CIRCULAR NO
32/2004-Cus,
Dated: May 11, 2004
Sub: - Customs Valuation Rules, 1988 – Determination of assessable value for
goods sold on high seas – reg.
Representations have been received
by the Ministry to clarify the manner of determining the value of imported
goods imported on high-sea-sales basis. As per the existing practice in Mumbai
Custom House, the “high-seas-sales-charges” are added to the declared CIF value
in terms of Public Notice No.145/2002, dated 3.12.2002. Such
“high-seas-sales-charges” are taken to be 2% of the CIF value as a general
practice. In case the actual high-sea-sale contract price is more than “the CIF
value plus 2%”, then the “actual contract price” paid by the last buyer is
being taken as the value for the purpose of assessment. In some of the custom
houses, however, audit has raised objection stating that if, in a particular
transaction, there were about three/four high-sea-sales, then high-sea-sales
service charges @ 2% has to be added to the CIF value, for each such transaction.
2. The matter has been
examined taking into account the Advisory Opinion 14.1 of the GATT Valuation
Code, which stipulates that if the importer can demonstrate that the immediate
sale under consideration took place with a view to export the goods to the
country of importation, then such transaction would constitute an international
transfer of goods. The later transaction, which led to the import, would be the
relevant transaction for assessment and Rule 4 of Customs Valuation Rules, 1988
would apply. Hon’ble Supreme Court, in the case of M/s.Hyderabad Industries
Limited [2000(115)E.L.T.593(S.C)] = (2002-TIOL-198-SC-CUS) have also upheld that the service
charges/high-seas-sales-commission (‘actuals’) are includable in the CIF value
of imported goods. Therefore, it is clarified that the actual
high-seas-sale-contract price paid by the last buyer would constitute the
transaction value under Rule 4 of Customs Valuation Rules, 1988 and inclusion
of commission on notional basis may not be appropriate.

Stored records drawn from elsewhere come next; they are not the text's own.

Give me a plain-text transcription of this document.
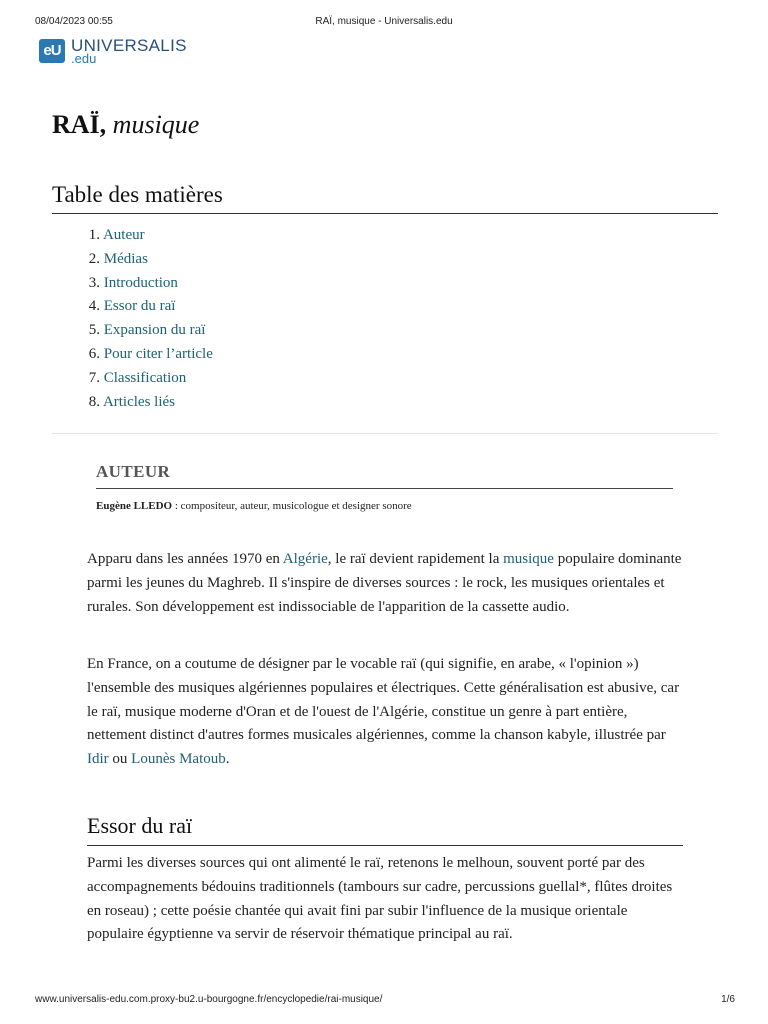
08/04/2023 00:55	RAÏ, musique - Universalis.edu
eU UNIVERSALIS
.edu
RAÏ, musique
Table des matières
1. Auteur
2. Médias
3. Introduction
4. Essor du raï
5. Expansion du raï
6. Pour citer l’article
7. Classification
8. Articles liés
AUTEUR
Eugène LLEDO : compositeur, auteur, musicologue et designer sonore

Apparu dans les années 1970 en Algérie, le raï devient rapidement la musique populaire dominante parmi les jeunes du Maghreb. Il s'inspire de diverses sources : le rock, les musiques orientales et rurales. Son développement est indissociable de l'apparition de la cassette audio.

En France, on a coutume de désigner par le vocable raï (qui signifie, en arabe, « l'opinion ») l'ensemble des musiques algériennes populaires et électriques. Cette généralisation est abusive, car le raï, musique moderne d'Oran et de l'ouest de l'Algérie, constitue un genre à part entière, nettement distinct d'autres formes musicales algériennes, comme la chanson kabyle, illustrée par Idir ou Lounès Matoub.

Essor du raï

Parmi les diverses sources qui ont alimenté le raï, retenons le melhoun, souvent porté par des accompagnements bédouins traditionnels (tambours sur cadre, percussions guellal*, flûtes droites en roseau) ; cette poésie chantée qui avait fini par subir l'influence de la musique orientale populaire égyptienne va servir de réservoir thématique principal au raï.

www.universalis-edu.com.proxy-bu2.u-bourgogne.fr/encyclopedie/rai-musique/	1/6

However, the
responsibility to prove that the high-seas-sales-transaction constituted an
international transfer of goods lies with the importer. The importer would be
required to furnish the entire chain of documents, such as Original Invoice,
high-seas-sales-contract, details of service charges/commission paid etc, to
establish a link between the first international transfer of goods to the last
transaction. In case of doubt regarding the truth or accuracy of the declared
value, the Department may reject the declared transaction value and follow the
sequential methods of valuation under Customs Valuation Rules, 1988.